A=P(1+r)^2
A= interest
P= principle interest
r= interest rate
t= time in years
If $4500 invested at 7% interest compounded annually yeilds $15600, for how many years was the money invested?
It would help if you proofread your questions before you posted them.
Where is "t" in your equation?
People make mistakes. Calm down.
A=P(1+r)^t
A= interest
P= principle interest
r= interest rate
t= time in years
If $4500 invested at 7% interest compounded annually yeilds $15600, for how many years was the money invested?

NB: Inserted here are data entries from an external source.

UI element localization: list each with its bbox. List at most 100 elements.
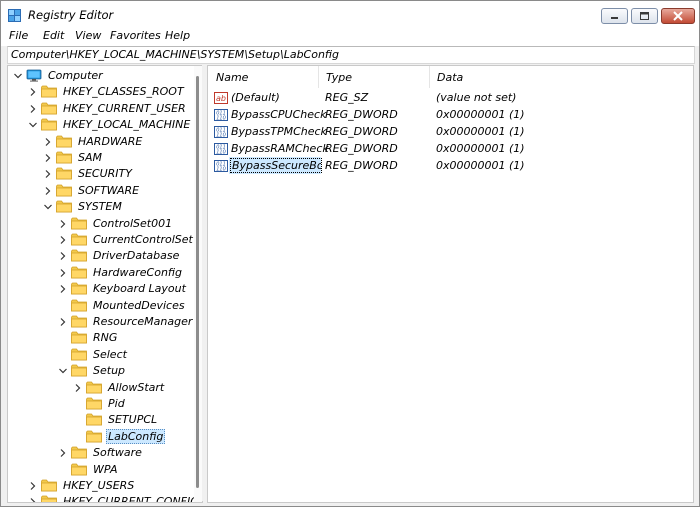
- svg-text:110: 110: [216, 133, 226, 139]
- tree-item-label: HARDWARE: [78, 134, 143, 148]
- chevron-down-icon[interactable]: [43, 202, 53, 212]
- folder-icon: [71, 446, 87, 459]
- value-data: 0x00000001 (1): [436, 125, 525, 138]
- folder-icon: [56, 200, 72, 213]
- chevron-right-icon[interactable]: [28, 104, 38, 114]
- tree-scrollbar-thumb[interactable]: [196, 76, 199, 488]
- menu-bar: File Edit View Favorites Help: [1, 26, 699, 46]
- chevron-right-icon[interactable]: [43, 186, 53, 196]
- value-type: REG_DWORD: [325, 142, 398, 155]
- chevron-right-icon[interactable]: [43, 137, 53, 147]
- folder-icon: [71, 266, 87, 279]
- chevron-right-icon[interactable]: [58, 235, 68, 245]
- tree-item-label: HKEY_USERS: [63, 479, 135, 492]
- minimize-button[interactable]: [601, 8, 628, 24]
- close-icon: [673, 11, 683, 21]
- chevron-right-icon[interactable]: [28, 497, 38, 503]
- chevron-right-icon[interactable]: [73, 383, 83, 393]
- tree-item-label: WPA: [93, 462, 118, 476]
- tree-item-label: Computer: [48, 69, 103, 82]
- value-row[interactable]: 011 110 BypassRAMCheck REG_DWORD 0x00000001 …: [208, 141, 693, 157]
- maximize-icon: [640, 12, 649, 20]
- value-row[interactable]: 011 110 BypassCPUCheck REG_DWORD 0x00000001 …: [208, 107, 693, 123]
- folder-icon: [71, 364, 87, 377]
- column-header-name[interactable]: Name: [208, 66, 318, 88]
- column-header-type-label: Type: [326, 71, 353, 84]
- tree-item-label: RNG: [93, 331, 118, 345]
- value-row[interactable]: 011 110 BypassTPMCheck REG_DWORD 0x00000001 …: [208, 124, 693, 140]
- menu-favorites[interactable]: Favorites: [110, 29, 161, 42]
- chevron-right-icon[interactable]: [58, 317, 68, 327]
- svg-text:110: 110: [216, 167, 226, 173]
- tree-item-label: DriverDatabase: [93, 249, 180, 263]
- tree-scrollbar[interactable]: [194, 66, 202, 502]
- folder-icon: [41, 495, 57, 502]
- folder-icon: [71, 315, 87, 328]
- tree-item-label: AllowStart: [108, 380, 165, 394]
- tree-item-label: SYSTEM: [78, 200, 122, 214]
- minimize-icon: [611, 17, 618, 19]
- tree-item-label: HKEY_CURRENT_CONFIG: [63, 495, 199, 503]
- close-button[interactable]: [661, 8, 695, 24]
- value-data: (value not set): [436, 91, 517, 104]
- tree-item-label: HardwareConfig: [93, 265, 183, 279]
- tree-item-label: HKEY_CURRENT_USER: [63, 101, 186, 115]
- chevron-right-icon[interactable]: [28, 87, 38, 97]
- value-row[interactable]: ab (Default) REG_SZ (value not set): [208, 90, 693, 106]
- svg-text:110: 110: [216, 150, 226, 156]
- value-data: 0x00000001 (1): [436, 108, 525, 121]
- chevron-right-icon[interactable]: [58, 448, 68, 458]
- value-name: (Default): [231, 91, 280, 104]
- chevron-down-icon[interactable]: [28, 120, 38, 130]
- menu-help[interactable]: Help: [165, 29, 190, 42]
- tree-item-label: SAM: [78, 151, 102, 164]
- value-type: REG_DWORD: [325, 159, 398, 172]
- column-header-data[interactable]: Data: [429, 66, 693, 88]
- menu-edit[interactable]: Edit: [43, 29, 64, 42]
- chevron-right-icon[interactable]: [43, 153, 53, 163]
- chevron-right-icon[interactable]: [58, 219, 68, 229]
- folder-icon: [56, 135, 72, 147]
- chevron-right-icon[interactable]: [58, 284, 68, 294]
- folder-icon: [86, 397, 102, 410]
- value-name: BypassSecureBo...: [230, 158, 322, 173]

To find the number of years the money was invested, we need to use the formula for compound interest:
A = P(1 + r/n)^(n*t)
Where:
A = Final amount of money
P = Principal (initial) amount of money
r = Interest rate
n = Number of times the interest is compounded per year
t = Time in years
In this case, we want to find the number of years (t). We know the following information from the problem:
A = $15600
P = $4500
r = 7% (0.07)
Substituting these values in the formula, we have:
$15600 = $4500(1 + 0.07/n)^(n*t)
As the interest is compounded annually, we have n = 1:
$15600 = $4500(1 + 0.07/1)^(1*t)
Simplifying further, we have:
$15600 = $4500(1 + 0.07)^t
Now, we can solve for t by isolating it:
$15600 / $4500 = (1 + 0.07)^t
3.4667 ≈ (1.07)^t
To solve for t, we can take the logarithm (base 10) of both sides:
log(3.4667) ≈ log[(1.07)^t]
Using the logarithmic property log(a^b) = b * log(a):
log(3.4667) ≈ t * log(1.07)
Finally, we can solve for t by dividing both sides by log(1.07):
t ≈ log(3.4667) / log(1.07)
Using a calculator, we can find the approximate value of t. By performing this calculation, we get:
t ≈ 8.0004
Therefore, the money was invested for approximately 8 years.